Sunday marked the end of summer here in Austin. Which is odd, as it is 111 degrees out today. But our much beloved public pool down the street is now officially closed and that means we are without our go-to afternoon activity until next June. Lots of other people love the pool apparently as there seemed to be an entire cafeteria's worth of junior high kids dumped into the deep end yesterday. My word, there is nothing more awkward than a 12-year-old boy. Trust that you will grow into those limbs and noses young men! And I am completely perplexed by this generation of tweenagers' embrace of the bikini. When I was a kid—oh God, not one of these stories—we wore big old Hanes t-shirts in the pool over our unflattering one pieces. We crossed our arms over our goofy chests and worried if our thighs rubbed together. I'm not sure girls today strike me as any more confident or self-possessed but they do like to lead with their midriffs.
When one of Ava's gymnastic camp counselors showed up she proceeded to love on Ava for a bit. After one last hug she moved on to her own crowd where girlfriends engaged in a shrill chorus of Oh-my-God-your-shirt-is-so-cute-I-love-your-hair-I-missed-you-so-much catching up. Ava looked after the big kids longingly and finally asked if she could walk over to the benches by the deep end to say hi to Marie one last time. We said sure, but come back when Marie looks busy (read: over it) or gets in the water. So Ava strutted over to a group of about 30 high-pitched 8th graders and half awkwardly/half arrogantly assumed the middle. Papa Dog and I wondered aloud what was making her more nervous: The proximity of the deep end or the manic energy of an unfamiliar group. We should probably go get her, I said. But when we looked over again she'd appeared to have just finished a hilarious story and was giving everyone double high-fives.

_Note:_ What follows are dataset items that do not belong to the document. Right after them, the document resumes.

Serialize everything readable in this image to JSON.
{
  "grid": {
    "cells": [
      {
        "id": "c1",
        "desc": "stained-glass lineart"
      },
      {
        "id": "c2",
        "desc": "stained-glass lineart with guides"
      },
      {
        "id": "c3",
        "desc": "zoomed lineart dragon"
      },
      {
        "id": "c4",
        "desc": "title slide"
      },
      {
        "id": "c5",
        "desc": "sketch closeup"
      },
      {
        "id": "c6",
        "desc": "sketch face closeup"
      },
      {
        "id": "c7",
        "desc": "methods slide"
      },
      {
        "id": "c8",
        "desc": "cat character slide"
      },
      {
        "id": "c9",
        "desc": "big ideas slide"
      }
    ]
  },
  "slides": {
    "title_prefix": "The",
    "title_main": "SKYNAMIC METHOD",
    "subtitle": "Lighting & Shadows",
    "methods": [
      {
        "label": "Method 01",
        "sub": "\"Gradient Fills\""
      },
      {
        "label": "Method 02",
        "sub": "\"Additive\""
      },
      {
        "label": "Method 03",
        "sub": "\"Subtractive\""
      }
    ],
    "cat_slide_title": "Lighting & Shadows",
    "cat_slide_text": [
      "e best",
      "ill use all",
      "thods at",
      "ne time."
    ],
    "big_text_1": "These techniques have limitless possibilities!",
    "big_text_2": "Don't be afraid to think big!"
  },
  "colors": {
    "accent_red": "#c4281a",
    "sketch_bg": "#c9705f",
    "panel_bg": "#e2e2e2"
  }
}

Eventually Marie brought Ava back to us in the shallow end, where we'd been studiously trying to avoid getting roped into conversations with anyone our own age, especially the chatty Norwegian fellow and his gropey daughter. Poor Ava, already cool at 3 years old*, was once again marooned with her dud parents. Have mercy on your dear Dad in his riding-up bathing suit and a Mommy who thinks it's amusing to arrange a cape of wet hair over my face and put my sunglasses on over it and then ask the family about our goals for the year ahead.
*As if! You're the one who picked out those new Chubby Checker sunglasses and continues to fight with your father that it is now safe to look directly into the Texas sun. Also, remind me when you're 11 that every time you left the house as a child you insisted that we all put our hands in the middle and cheer "Sunglasses power activate!" ("Form of a nerd!" says Dad.)